Трагедию поспешного закрытия проекта Deep Blue затмило разочарование от сомнительного поведения представителей компании во время матча-реванша 1997 года. На этом мероприятии IBM не только предоставила мне соперника за шахматным столом, но и выступила в роли организатора. С учетом закулисного конкурентного противоборства и множества вопросов, оставшихся без ответа, нельзя было не поинтересоваться, как далеко могут зайти организаторы ради победы.

Прежде чем меня обвинят в «синдроме проигравшего», я готов признать свою ответственность за поражение. Ненавижу проигрывать, особенно когда не понимаю причин проигрыша. Сегодня при анализе этих шести партий мы видим, что по большей части Deep Blue не превосходил современные шахматные программы. Только в некоторые ключевые моменты игры компьютер IBM выбирал нехарактерно тонкие ходы, и по сей день вызывающие вопрос: как они могли возникнуть в недрах той самой машины, которая «безвольно» проиграла первую партию?

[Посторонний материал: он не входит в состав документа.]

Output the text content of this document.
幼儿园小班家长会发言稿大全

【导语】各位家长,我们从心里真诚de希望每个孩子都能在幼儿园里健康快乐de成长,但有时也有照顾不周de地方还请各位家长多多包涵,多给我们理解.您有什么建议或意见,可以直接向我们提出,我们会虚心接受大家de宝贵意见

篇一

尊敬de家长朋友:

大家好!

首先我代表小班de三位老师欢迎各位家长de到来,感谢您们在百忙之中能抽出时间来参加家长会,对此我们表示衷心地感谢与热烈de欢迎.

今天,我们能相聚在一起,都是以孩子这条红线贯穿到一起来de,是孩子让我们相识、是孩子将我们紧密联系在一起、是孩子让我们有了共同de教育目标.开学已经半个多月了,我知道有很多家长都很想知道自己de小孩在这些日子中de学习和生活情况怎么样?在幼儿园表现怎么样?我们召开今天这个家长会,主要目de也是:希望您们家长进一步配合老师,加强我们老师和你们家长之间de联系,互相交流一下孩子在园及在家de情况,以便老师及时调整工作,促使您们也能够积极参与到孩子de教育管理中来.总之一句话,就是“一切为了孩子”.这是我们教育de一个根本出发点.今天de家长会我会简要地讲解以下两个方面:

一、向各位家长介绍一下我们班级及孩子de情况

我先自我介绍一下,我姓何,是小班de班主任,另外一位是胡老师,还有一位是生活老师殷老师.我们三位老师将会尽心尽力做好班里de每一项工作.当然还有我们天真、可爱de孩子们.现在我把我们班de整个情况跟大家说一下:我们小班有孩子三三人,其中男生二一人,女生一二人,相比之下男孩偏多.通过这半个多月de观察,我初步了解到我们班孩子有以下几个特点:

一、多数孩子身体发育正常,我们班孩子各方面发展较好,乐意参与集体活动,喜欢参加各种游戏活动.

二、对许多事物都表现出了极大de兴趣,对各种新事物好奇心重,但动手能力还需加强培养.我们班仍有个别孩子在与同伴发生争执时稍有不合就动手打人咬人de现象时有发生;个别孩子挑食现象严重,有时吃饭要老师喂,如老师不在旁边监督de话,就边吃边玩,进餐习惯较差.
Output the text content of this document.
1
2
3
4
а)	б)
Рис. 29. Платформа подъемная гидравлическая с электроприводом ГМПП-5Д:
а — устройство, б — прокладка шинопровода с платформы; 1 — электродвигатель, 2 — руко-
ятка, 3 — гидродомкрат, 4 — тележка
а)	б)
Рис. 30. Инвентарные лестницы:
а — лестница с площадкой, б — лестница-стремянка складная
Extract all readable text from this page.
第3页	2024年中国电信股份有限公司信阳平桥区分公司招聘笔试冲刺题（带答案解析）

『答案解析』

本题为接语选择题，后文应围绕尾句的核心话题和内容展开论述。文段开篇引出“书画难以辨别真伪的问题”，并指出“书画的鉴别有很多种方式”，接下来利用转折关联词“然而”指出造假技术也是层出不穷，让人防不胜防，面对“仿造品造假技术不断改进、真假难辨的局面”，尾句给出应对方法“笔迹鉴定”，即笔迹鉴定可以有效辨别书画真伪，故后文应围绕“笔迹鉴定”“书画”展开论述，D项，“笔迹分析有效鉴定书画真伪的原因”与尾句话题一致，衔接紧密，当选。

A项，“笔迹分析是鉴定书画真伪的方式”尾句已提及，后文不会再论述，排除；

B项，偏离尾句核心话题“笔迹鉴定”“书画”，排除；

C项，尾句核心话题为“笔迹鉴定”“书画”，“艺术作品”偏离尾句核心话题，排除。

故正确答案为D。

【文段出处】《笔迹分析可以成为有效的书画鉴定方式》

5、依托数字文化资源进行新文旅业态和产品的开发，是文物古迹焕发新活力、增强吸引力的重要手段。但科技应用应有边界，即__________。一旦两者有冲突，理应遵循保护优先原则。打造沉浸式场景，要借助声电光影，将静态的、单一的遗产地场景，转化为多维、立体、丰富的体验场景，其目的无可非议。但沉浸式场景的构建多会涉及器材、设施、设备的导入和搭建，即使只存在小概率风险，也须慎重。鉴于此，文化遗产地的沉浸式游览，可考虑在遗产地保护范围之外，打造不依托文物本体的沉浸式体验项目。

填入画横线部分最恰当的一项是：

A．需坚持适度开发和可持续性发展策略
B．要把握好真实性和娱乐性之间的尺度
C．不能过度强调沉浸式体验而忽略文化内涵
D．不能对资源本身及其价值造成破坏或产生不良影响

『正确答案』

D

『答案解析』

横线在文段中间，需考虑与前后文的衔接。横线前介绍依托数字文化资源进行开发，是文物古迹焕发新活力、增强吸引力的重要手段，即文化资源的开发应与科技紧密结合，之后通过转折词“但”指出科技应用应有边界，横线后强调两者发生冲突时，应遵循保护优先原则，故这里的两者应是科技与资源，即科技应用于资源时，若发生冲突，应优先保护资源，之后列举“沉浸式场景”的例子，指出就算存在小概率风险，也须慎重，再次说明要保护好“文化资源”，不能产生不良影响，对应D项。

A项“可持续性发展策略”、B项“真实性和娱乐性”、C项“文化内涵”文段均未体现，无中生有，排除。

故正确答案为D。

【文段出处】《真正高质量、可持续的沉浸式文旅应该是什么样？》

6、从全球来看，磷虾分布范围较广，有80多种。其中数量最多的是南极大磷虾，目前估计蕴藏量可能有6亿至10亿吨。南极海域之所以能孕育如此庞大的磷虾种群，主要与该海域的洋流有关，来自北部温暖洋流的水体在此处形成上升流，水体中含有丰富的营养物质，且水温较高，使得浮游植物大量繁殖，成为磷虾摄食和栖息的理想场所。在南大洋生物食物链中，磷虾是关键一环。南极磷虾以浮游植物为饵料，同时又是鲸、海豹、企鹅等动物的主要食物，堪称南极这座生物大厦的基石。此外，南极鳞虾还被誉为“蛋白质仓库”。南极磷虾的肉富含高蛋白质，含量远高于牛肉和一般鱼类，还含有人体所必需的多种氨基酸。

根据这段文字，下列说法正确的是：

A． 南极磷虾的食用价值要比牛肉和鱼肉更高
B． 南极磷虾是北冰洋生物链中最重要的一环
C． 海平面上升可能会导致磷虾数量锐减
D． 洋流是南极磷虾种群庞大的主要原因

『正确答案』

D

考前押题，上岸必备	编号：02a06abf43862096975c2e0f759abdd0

Отсутствие контроля над условиями работы программы со стороны независимых экспертов обеспечивало организаторам возможность различных манипуляций по ходу партий. В частности, могла быть реализована схема игры по модели Advanced Chess, для чего даже не требовалась помощь супергроссмейстера, а достаточно было в критические моменты борьбы лишь прибегнуть к человеческой корректировке на среднем профессиональном уровне. В эпоху до краха концерна Enron в мейнстримовской прессе считалось некорректным предполагать, что корпоративный гигант может прибегнуть к нечистоплотным ухищрениям, чтобы заработать миллиарды на бесплатной рекламе и повысить свою рыночную капитализацию. Несмотря на оставшееся чувство горечи, я был изумлен, насколько привлекательным оказался этот матч для широкой публики. Мне хотелось продолжить это начинание, но в будущем ему следовало бы придать более открытый и научный характер.